I couldn’t fault him there. “Up for a walk?”

“If it’s a short one and doesn’t wind me up in some rebel camp, sure.”

“We’re good on both counts.” I hefted the backpack I’d just finished loading to my shoulder.

It didn’t matter how many times we’d been through this ritual, Gus and Jengo acted like it was the first time. The Rottweiler danced and circled, his long tail whipping in excitement. Jengo clutched my hand, jumping up and down, tugging me toward the door.

“Right. Let’s go then.”

“Must be quite the walk,” Mark said as he followed Gus and Jengo out the door I held open.

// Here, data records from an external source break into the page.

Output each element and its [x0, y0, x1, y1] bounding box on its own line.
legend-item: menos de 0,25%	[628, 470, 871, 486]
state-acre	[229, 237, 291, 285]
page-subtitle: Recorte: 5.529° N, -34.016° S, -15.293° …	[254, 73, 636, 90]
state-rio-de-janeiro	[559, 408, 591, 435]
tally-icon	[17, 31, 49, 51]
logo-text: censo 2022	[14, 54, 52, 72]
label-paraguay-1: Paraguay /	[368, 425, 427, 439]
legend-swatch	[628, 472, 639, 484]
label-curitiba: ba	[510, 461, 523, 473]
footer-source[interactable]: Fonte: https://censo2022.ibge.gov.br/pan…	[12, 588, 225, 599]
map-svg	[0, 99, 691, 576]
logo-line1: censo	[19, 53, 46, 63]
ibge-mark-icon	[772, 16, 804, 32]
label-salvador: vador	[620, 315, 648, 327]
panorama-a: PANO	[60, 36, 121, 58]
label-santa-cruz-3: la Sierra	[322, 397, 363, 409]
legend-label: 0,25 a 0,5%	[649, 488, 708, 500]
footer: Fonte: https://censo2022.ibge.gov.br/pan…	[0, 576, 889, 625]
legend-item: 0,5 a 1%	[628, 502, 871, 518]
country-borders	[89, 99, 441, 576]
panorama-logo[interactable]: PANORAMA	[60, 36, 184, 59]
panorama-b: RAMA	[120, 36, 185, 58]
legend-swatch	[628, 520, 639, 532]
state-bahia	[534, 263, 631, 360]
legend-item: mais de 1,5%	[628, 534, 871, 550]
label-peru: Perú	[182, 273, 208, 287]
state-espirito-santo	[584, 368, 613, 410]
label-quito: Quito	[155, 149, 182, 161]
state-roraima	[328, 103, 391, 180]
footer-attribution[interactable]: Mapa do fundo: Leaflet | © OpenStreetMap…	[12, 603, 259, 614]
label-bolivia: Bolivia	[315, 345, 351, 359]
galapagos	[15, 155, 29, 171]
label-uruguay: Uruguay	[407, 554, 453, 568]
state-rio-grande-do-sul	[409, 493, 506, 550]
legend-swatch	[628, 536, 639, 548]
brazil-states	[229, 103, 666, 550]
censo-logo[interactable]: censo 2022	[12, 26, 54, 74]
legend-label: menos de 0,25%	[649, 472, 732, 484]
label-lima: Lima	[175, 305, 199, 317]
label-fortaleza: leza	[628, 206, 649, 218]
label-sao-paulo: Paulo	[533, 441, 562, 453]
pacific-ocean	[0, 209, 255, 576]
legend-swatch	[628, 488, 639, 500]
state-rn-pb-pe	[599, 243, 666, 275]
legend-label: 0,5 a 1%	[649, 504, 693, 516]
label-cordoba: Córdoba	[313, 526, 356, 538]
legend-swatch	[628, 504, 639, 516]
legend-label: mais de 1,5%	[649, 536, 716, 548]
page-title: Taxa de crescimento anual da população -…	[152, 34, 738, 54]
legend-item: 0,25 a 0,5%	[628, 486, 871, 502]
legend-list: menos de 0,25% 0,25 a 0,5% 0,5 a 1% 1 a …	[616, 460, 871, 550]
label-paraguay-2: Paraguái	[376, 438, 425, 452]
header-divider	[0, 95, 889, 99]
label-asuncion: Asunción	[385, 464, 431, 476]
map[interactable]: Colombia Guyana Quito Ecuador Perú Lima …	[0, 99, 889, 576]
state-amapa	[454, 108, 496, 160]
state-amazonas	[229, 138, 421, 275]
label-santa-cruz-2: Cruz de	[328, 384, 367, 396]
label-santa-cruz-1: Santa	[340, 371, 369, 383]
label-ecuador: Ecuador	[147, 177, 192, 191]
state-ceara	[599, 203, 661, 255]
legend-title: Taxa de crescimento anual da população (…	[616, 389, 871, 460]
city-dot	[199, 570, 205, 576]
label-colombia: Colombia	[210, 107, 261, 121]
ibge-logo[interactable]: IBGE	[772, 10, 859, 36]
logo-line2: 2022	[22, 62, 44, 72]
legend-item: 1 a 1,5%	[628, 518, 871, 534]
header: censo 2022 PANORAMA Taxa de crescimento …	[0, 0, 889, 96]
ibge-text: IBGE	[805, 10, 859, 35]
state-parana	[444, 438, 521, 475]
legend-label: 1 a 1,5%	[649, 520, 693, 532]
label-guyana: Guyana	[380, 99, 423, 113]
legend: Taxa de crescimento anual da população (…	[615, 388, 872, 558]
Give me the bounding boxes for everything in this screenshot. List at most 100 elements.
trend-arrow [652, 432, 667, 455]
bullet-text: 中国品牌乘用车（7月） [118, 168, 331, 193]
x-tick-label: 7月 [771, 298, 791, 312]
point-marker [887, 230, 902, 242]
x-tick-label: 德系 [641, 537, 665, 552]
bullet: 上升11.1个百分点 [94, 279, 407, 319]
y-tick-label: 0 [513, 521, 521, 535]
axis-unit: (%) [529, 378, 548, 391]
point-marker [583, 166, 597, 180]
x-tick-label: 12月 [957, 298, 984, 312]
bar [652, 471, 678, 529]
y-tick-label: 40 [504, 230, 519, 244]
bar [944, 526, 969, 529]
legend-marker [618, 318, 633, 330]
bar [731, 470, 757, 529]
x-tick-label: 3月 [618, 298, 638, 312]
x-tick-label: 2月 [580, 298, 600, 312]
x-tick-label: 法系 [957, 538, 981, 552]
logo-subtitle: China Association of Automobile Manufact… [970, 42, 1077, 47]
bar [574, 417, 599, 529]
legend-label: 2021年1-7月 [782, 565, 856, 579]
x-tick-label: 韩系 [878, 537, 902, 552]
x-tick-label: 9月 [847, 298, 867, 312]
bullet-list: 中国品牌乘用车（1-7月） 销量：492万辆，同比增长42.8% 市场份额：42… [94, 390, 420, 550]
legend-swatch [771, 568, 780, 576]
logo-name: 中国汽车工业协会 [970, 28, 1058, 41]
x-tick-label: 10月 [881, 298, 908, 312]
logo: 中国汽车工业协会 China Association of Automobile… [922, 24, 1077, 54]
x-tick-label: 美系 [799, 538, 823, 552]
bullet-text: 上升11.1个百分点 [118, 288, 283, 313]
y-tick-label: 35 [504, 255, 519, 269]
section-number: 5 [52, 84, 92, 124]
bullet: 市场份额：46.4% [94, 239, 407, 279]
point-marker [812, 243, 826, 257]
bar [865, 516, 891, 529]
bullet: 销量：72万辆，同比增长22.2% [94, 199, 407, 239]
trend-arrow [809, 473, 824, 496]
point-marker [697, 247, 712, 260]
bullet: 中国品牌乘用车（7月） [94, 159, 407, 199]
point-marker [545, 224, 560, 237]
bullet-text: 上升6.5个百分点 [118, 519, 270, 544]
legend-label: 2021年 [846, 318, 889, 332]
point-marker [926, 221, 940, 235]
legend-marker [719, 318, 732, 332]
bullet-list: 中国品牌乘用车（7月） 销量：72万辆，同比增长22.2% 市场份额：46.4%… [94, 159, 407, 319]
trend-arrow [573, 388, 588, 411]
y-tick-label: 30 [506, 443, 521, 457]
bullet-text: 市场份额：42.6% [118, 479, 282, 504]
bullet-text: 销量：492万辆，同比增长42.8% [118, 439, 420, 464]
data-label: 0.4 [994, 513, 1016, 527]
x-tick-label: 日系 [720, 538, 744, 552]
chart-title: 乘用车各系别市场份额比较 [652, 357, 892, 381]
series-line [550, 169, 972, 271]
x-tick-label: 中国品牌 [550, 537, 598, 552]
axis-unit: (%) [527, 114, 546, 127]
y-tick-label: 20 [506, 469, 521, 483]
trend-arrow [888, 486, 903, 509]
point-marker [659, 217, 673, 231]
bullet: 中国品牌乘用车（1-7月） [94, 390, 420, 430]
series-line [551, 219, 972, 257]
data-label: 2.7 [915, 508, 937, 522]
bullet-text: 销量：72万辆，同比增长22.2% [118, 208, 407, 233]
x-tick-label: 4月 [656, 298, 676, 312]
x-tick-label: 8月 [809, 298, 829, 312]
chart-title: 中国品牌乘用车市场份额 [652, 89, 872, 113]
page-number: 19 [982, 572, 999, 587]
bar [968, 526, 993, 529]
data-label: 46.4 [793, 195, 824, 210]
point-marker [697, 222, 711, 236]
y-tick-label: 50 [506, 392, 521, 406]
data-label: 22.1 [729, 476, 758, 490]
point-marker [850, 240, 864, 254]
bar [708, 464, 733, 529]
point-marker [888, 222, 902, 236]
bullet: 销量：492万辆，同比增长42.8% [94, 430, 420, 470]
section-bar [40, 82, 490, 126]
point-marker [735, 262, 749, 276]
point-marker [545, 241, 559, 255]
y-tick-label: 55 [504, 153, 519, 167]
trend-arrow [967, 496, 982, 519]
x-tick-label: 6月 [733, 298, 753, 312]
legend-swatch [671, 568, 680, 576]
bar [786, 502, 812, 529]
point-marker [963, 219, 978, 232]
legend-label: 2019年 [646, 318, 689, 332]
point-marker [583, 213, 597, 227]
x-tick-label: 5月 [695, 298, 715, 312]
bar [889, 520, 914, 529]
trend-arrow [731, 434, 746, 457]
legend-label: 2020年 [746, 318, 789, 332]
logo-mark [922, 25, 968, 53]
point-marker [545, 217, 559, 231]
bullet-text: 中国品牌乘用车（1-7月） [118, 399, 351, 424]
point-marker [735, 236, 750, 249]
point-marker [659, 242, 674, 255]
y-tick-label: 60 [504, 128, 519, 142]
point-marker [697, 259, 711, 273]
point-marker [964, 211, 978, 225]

I led Mark past the gardens and into the wilds of Zahur’s greenbelt, a long, narrow strip of rainforest fenced to either side that would never be cleared—a stewardship of the generations of my family who’d honored the diversity that was our mountain.

“It’s…beautiful.”

I hadn’t realized I’d been waiting for Mark’s validation of my biased view until he’d given it. Why did it matter what an outsider thought of Zahur?

“You’ll find a lot of micro-holdings—two or three acres each—out here, but plantations of this size that are still family owned are quite rare.”

“Why’s that?” Mark’s interest seemed real enough. Or maybe he simply needed the distraction.

“Economic pressure. Over the years most of the original plantation owners have been forced to sell to larger holdings—new owners who live thousands of kilometers away, from the Middle East to Europe to America. They have no love for the land, only the profits it can produce. Every year more of the mountain’s rainforests get cut and planted. And more of the mountain’s animals are driven out.”

If it were
this
mountain alone losing habitat, the world could bear its wound. But it was spreading, as fast as men’s greed could manage. Scarring mountain after mountain, nation after nation—Ushindi, Ethiopia, Uganda. Not all the animals on Mt. Stanley could flee as the machines came in to fell the forests. Those that could fled east, braving the Rwenzori range, or north toward Lake Albert, or south to Lake Edward, or west across the Great Rift that split its way through the heart of Africa.

“A Greek philosopher once saw these peaks and named them the Mountains of the Moon,” I told Mark. “For generations, even before they were rediscovered, Europeans believed they were the birthplace of the Nile, perhaps even where the race of men arose. When British explorers came, they ignored the names our tribes had given the great mountains, and instead claimed them under British rule and gave them Western names.”

Colonial rule might have been abandoned, but the subjugation of the land continued. Multi-peaked Mt. Stanley rose like a guardian dominating our eastern sky. On the other side lay Uganda. There, civilization spread more slowly, but like the
Subs
virus-bearing mosquitoes swarming down from Sudan, men would overrun Uganda’s pristine wilderness soon enough, carrying destruction like a plague with them.

Did Uganda have any more defense against that inevitability than we had defense against
Subs
?

“And what of us here in Ushindi? Will the threat of plague drive us from our homeland? How far can we run, if so? And can any of us run far enough?” It was a somber topic for a walk through paradise. I should not have followed that trail of despondency, not out here where nature still prevailed.

“Not that I could ever leave here,” I assured Jengo, who gripped tight to my hand as we walked along.

Gus’s sudden bound, accompanied by a furious wag of tail, told me welcome company was on its way. A perfect diversion from civil wars, plagues and economic woes.

With a grin, I watched Mark’s expression as two creatures crashed out of the underbrush, running full tilt toward us.